How important is it to get instant feedback about Oscar from users through online message boards and other social networking sites?
Instantaneous feedback isn’t critical in this case; how users are feeling is pivotal, but we’re not hedging on any multiplayer interactions or monetization models as I did at previous jobs.
How much value do you place on the opinions of those who review Oscar professionally?
I value the reaction of press and critics greatly; not so much in terms of whether or not the experience we’re conveying is effective, but more so if they believe in its cause and potential effect on the industry. The game is charting unknown territory as part of a first effort so it probably won’t be perfect, nor particularly well understood in some cases but I’m curious how much traction the industry will give us in trying to push the medium in this direction.

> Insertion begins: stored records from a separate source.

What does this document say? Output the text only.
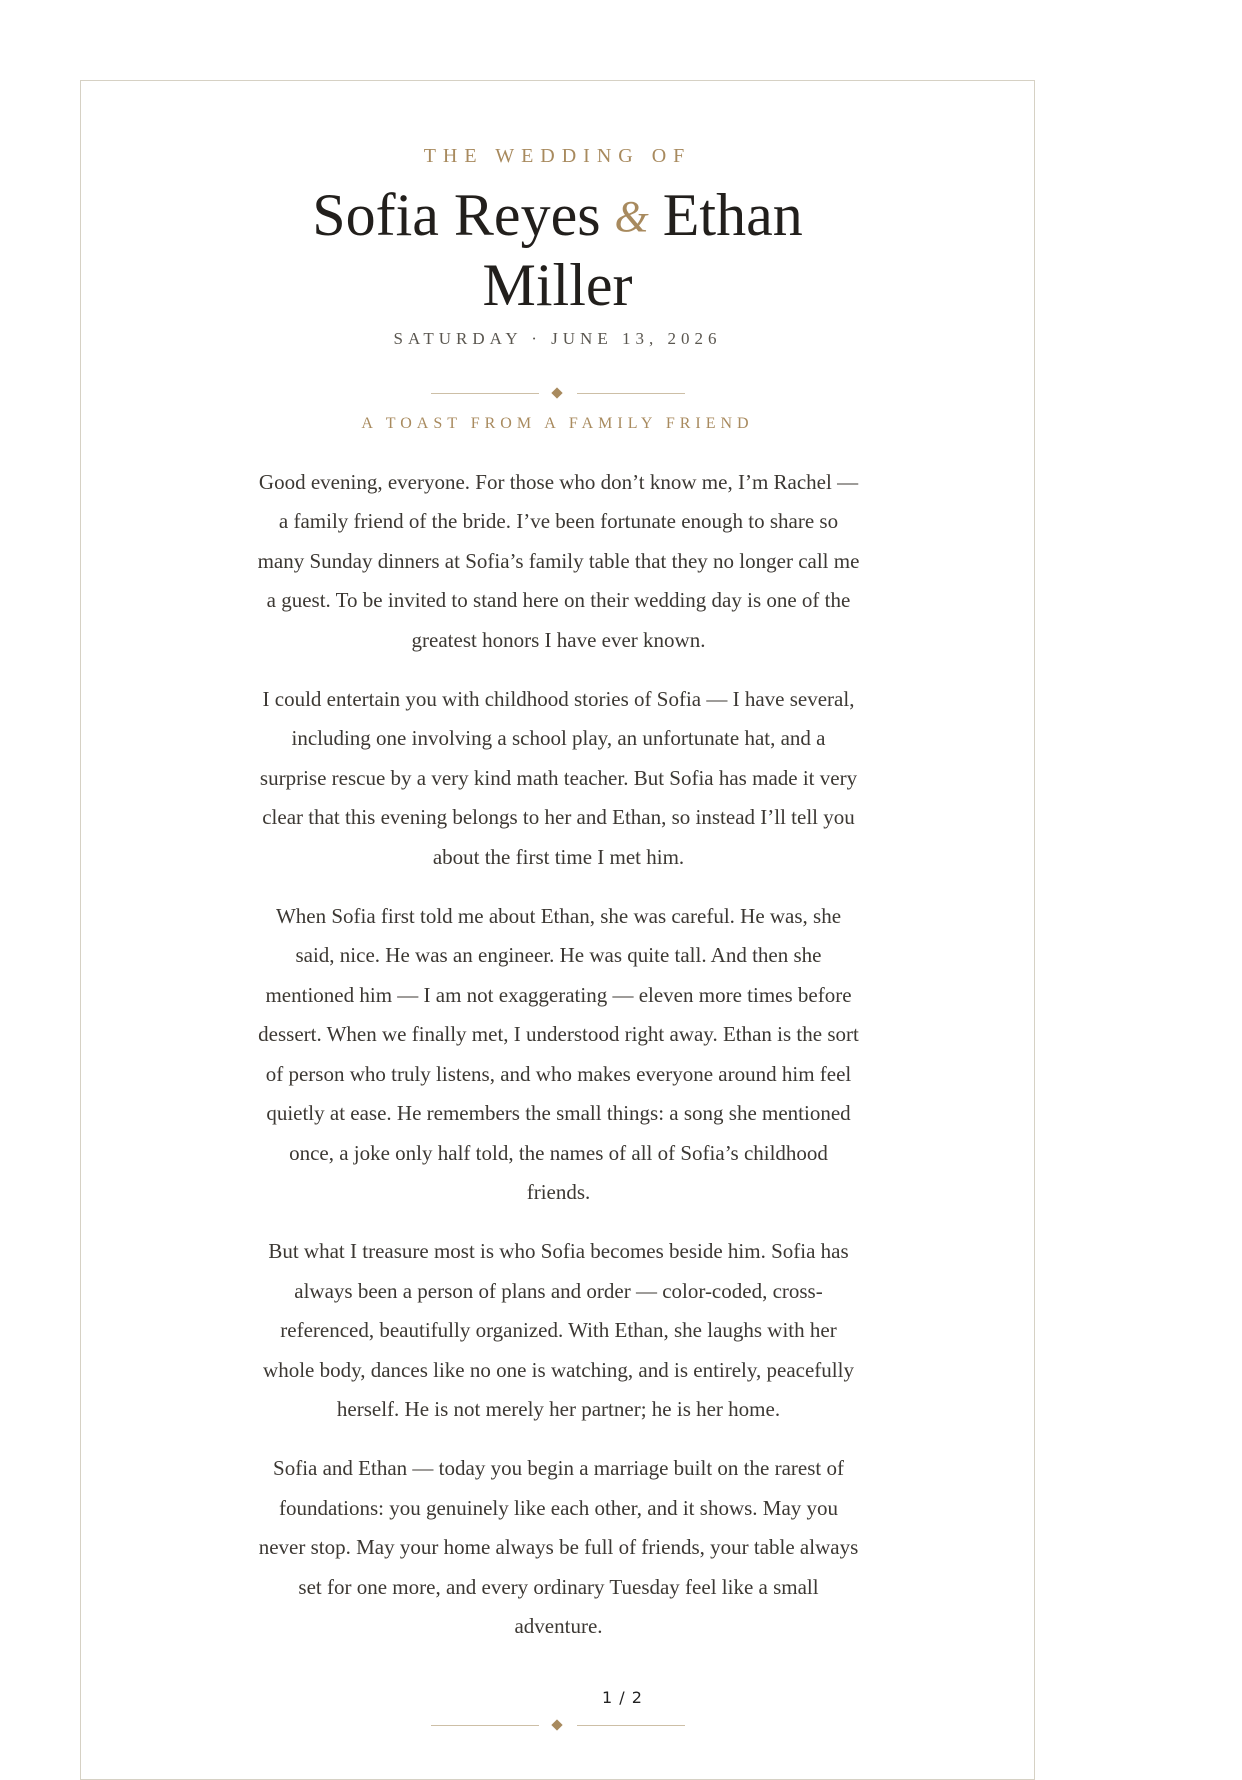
THE WEDDING OF
Sofia Reyes & Ethan
Miller
SATURDAY · JUNE 13, 2026
A TOAST FROM A FAMILY FRIEND

Good evening, everyone. For those who don’t know me, I’m Rachel — a family friend of the bride. I’ve been fortunate enough to share so many Sunday dinners at Sofia’s family table that they no longer call me a guest. To be invited to stand here on their wedding day is one of the greatest honors I have ever known.

I could entertain you with childhood stories of Sofia — I have several, including one involving a school play, an unfortunate hat, and a surprise rescue by a very kind math teacher. But Sofia has made it very clear that this evening belongs to her and Ethan, so instead I’ll tell you about the first time I met him.

When Sofia first told me about Ethan, she was careful. He was, she said, nice. He was an engineer. He was quite tall. And then she mentioned him — I am not exaggerating — eleven more times before dessert. When we finally met, I understood right away. Ethan is the sort of person who truly listens, and who makes everyone around him feel quietly at ease. He remembers the small things: a song she mentioned once, a joke only half told, the names of all of Sofia’s childhood friends.

But what I treasure most is who Sofia becomes beside him. Sofia has always been a person of plans and order — color-coded, cross-referenced, beautifully organized. With Ethan, she laughs with her whole body, dances like no one is watching, and is entirely, peacefully herself. He is not merely her partner; he is her home.

Sofia and Ethan — today you begin a marriage built on the rarest of foundations: you genuinely like each other, and it shows. May you never stop. May your home always be full of friends, your table always set for one more, and every ordinary Tuesday feel like a small adventure.

1 / 2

How do you feel about the various indie bundle promotions and the “Pay What You Want” pricing methodology? Would you be interested in contributing to a project like that in the future?
Absolutely, I’ve been contacted by Humble Bundle and I’m certainly open to their cause. I’m here to get Oscar’s message out to gamers, and no better way to change peoples’ minds than to give as many people access to what we’re trying to convey.

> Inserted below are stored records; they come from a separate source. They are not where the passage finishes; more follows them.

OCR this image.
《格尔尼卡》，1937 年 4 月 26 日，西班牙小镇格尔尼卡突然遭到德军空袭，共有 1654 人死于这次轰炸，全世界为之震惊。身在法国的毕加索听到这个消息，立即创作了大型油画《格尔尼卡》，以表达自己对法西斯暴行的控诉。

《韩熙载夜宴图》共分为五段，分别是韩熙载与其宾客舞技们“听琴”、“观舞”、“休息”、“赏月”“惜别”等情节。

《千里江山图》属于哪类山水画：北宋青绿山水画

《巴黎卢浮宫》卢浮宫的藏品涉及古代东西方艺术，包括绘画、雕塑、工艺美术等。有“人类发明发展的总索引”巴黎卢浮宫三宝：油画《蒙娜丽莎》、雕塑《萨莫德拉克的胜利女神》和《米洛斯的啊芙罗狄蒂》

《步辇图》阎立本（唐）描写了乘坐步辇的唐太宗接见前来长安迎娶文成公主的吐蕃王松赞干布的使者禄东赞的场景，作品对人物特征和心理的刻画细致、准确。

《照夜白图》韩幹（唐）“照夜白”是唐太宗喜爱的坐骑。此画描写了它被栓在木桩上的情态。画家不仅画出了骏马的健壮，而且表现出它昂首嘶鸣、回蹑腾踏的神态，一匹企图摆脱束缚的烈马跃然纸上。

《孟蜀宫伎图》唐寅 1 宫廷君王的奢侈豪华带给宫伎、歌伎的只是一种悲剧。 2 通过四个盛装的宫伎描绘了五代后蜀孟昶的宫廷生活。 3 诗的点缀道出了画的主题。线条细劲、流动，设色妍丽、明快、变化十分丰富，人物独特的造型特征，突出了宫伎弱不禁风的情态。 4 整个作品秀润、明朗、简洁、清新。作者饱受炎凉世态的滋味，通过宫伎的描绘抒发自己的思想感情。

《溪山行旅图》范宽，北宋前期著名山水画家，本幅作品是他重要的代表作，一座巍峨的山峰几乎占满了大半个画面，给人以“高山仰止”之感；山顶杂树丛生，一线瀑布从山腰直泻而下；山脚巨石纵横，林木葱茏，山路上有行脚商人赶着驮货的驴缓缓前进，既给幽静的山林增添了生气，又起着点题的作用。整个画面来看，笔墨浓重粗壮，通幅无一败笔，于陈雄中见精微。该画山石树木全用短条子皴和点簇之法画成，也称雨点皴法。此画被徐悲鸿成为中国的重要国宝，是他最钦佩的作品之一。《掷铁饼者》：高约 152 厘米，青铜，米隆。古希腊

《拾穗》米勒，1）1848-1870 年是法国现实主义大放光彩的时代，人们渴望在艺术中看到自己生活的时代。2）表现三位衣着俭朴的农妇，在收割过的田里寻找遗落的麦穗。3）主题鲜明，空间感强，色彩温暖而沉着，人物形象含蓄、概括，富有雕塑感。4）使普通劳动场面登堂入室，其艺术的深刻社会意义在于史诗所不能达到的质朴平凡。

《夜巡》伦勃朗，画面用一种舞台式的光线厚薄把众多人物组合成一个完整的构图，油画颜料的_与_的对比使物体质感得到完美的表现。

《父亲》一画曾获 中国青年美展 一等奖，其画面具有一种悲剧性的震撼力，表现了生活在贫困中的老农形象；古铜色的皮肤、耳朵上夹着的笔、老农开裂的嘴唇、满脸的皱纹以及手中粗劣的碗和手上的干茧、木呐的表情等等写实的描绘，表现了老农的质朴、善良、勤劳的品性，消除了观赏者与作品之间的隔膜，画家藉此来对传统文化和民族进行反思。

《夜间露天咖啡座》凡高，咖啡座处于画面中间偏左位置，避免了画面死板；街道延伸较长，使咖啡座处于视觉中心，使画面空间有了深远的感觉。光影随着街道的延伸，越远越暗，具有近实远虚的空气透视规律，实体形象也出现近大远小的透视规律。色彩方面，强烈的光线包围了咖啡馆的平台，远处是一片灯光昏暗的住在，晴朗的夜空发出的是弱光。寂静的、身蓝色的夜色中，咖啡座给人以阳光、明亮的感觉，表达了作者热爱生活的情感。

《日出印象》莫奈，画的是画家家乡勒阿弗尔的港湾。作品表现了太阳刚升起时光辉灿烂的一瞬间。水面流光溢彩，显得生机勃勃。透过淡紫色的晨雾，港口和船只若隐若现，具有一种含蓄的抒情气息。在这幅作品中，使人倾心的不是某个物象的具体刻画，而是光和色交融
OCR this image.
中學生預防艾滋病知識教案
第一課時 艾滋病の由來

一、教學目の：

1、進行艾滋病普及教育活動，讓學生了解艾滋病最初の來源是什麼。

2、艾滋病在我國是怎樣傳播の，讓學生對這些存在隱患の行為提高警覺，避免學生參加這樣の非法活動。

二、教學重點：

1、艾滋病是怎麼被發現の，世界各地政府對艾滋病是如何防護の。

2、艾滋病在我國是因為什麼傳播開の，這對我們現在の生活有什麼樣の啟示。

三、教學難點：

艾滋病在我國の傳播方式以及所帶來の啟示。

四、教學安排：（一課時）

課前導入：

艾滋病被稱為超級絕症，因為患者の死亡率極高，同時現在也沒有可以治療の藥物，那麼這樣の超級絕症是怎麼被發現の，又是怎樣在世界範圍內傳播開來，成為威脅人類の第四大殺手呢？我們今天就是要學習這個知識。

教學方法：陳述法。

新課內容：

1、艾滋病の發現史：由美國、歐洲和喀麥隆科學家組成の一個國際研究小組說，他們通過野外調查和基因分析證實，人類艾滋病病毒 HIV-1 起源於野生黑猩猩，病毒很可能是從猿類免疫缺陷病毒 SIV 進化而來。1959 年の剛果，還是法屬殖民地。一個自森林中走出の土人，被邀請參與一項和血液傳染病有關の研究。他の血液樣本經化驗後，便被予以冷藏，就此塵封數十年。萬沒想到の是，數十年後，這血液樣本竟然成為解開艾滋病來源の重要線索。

What are your thoughts on how the PC gaming industry as a whole are dealing with the problem of intrusive DRM and piracy?
I’ve either dealt with games that include heavy multiplayer components (AAA RTS) or in this case an indie title whose cause is more about changing games than making money. I’m sure it’ll be something to think about more in the future but I do recognize that the industry is affected by many more problems than just the medium’s capability to stay relevant for older audiences.

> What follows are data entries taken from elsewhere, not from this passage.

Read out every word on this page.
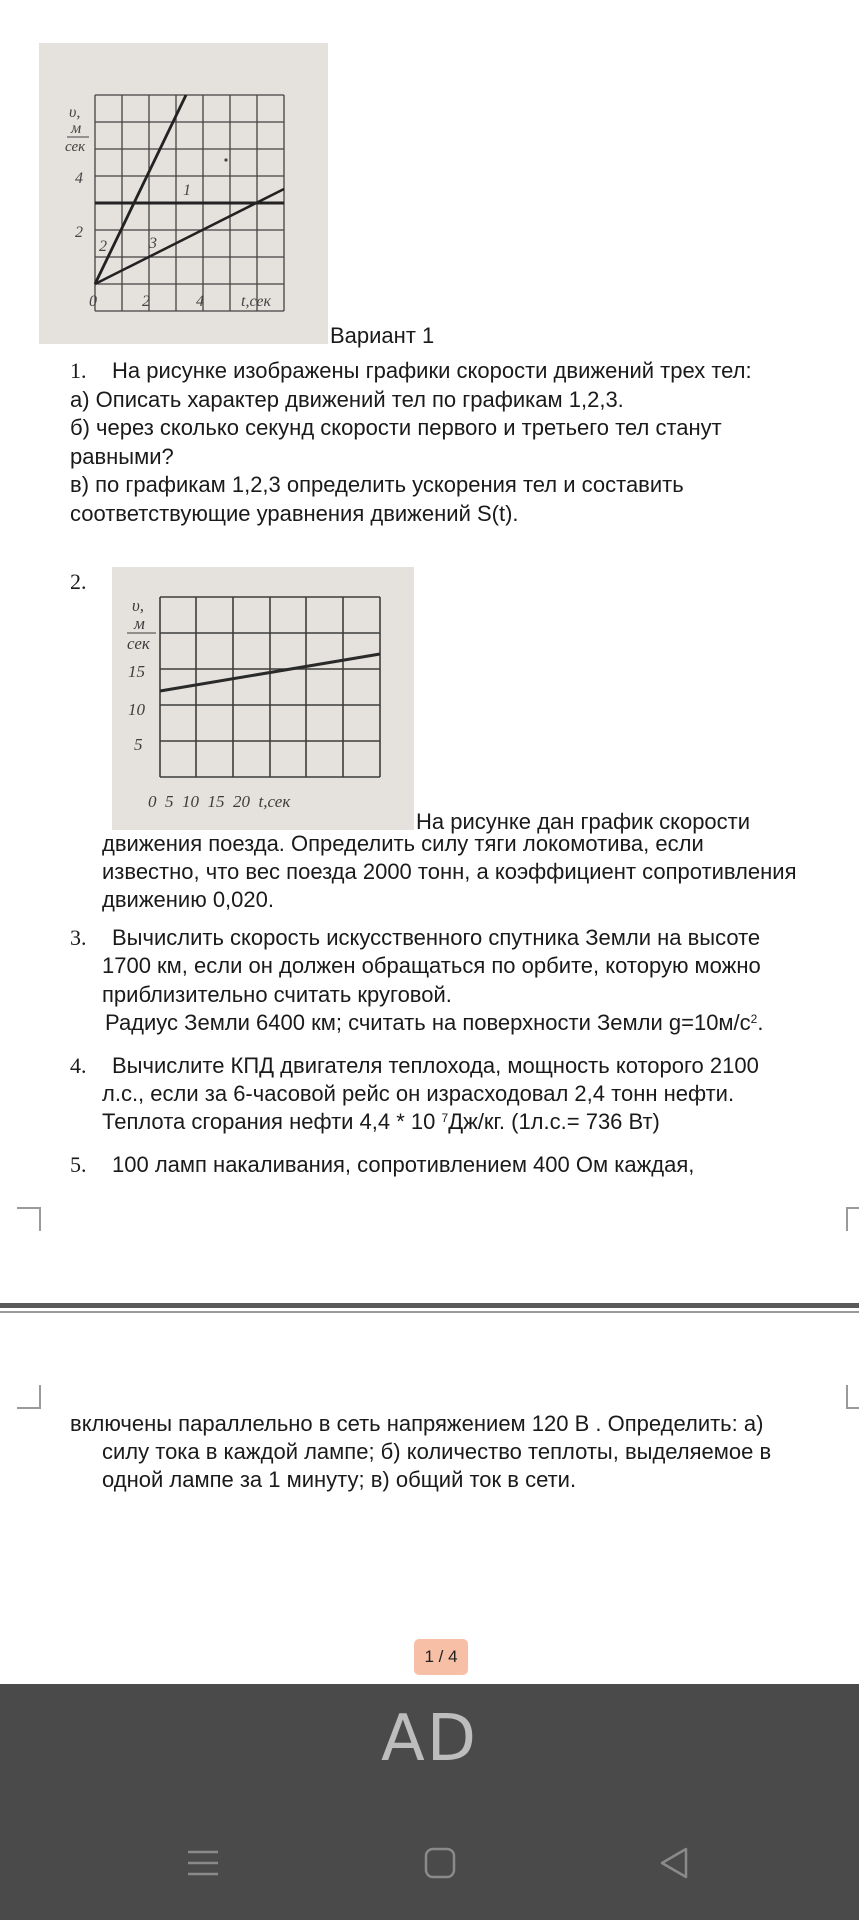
υ,
м
сек
4
2
0	2	4 t,сек
1
2	3
Вариант 1
1. На рисунке изображены графики скорости движений трех тел:
а) Описать характер движений тел по графикам 1,2,3.
б) через сколько секунд скорости первого и третьего тел станут
равными?
в) по графикам 1,2,3 определить ускорения тел и составить
соответствующие уравнения движений S(t).
2.
υ,
м
сек
15
10
5
0  5  10  15  20  t,сек
На рисунке дан график скорости
движения поезда. Определить силу тяги локомотива, если
известно, что вес поезда 2000 тонн, а коэффициент сопротивления
движению 0,020.
3. Вычислить скорость искусственного спутника Земли на высоте
1700 км, если он должен обращаться по орбите, которую можно
приблизительно считать круговой.
Радиус Земли 6400 км; считать на поверхности Земли $g=10м/с^2$.
4. Вычислите КПД двигателя теплохода, мощность которого 2100
л.с., если за 6-часовой рейс он израсходовал 2,4 тонн нефти.
Теплота сгорания нефти 4,4 * 10 $^7$Дж/кг. (1л.с.= 736 Вт)
5. 100 ламп накаливания, сопротивлением 400 Ом каждая,
включены параллельно в сеть напряжением 120 В . Определить: а)
силу тока в каждой лампе; б) количество теплоты, выделяемое в
одной лампе за 1 минуту; в) общий ток в сети.
1 / 4
AD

How do you feel about individuals posting videos and receiving monetization of Oscar?
I think that would be great! Oscar helps articulate why children might not tell their parents or other sources of authority about their problems; it’s a game that helps us all understand why the words “I’m fine” are too often not indicative of what’s really going on.
How do you feel about DLC and its current implementation in the PC gaming industry?
Personally I don’t mind, but as a developer with little time on his hands, I invest very specifically in some titles; I don’t usually feel the effects of varied distribution models as a consumer since I can’t afford to spend a ton of time gaming, but with everything up in the air I don’t feel it’s particularly culpable or in that regard generating anything particularly wonderful. I like Walking Dead though.
What advice would you give up-and-coming indie PC developers who are trying to break into the business?
Honestly my confidence comes from having spent such a long time in the industry; I don’t wonder how a game is made, struggle with finishing products or worry about who’s going to like it. You can find a market, execute and take manageable risks when you’ve been through a few scrapes; that’s what lets me do something as adventurous as Oscar. I’m here to grow the medium and to do the right thing; even if you want to succeed in a conventional way, I agree with conventional wisdom that industry experience first will go a long way, especially in the long run after your first great idea.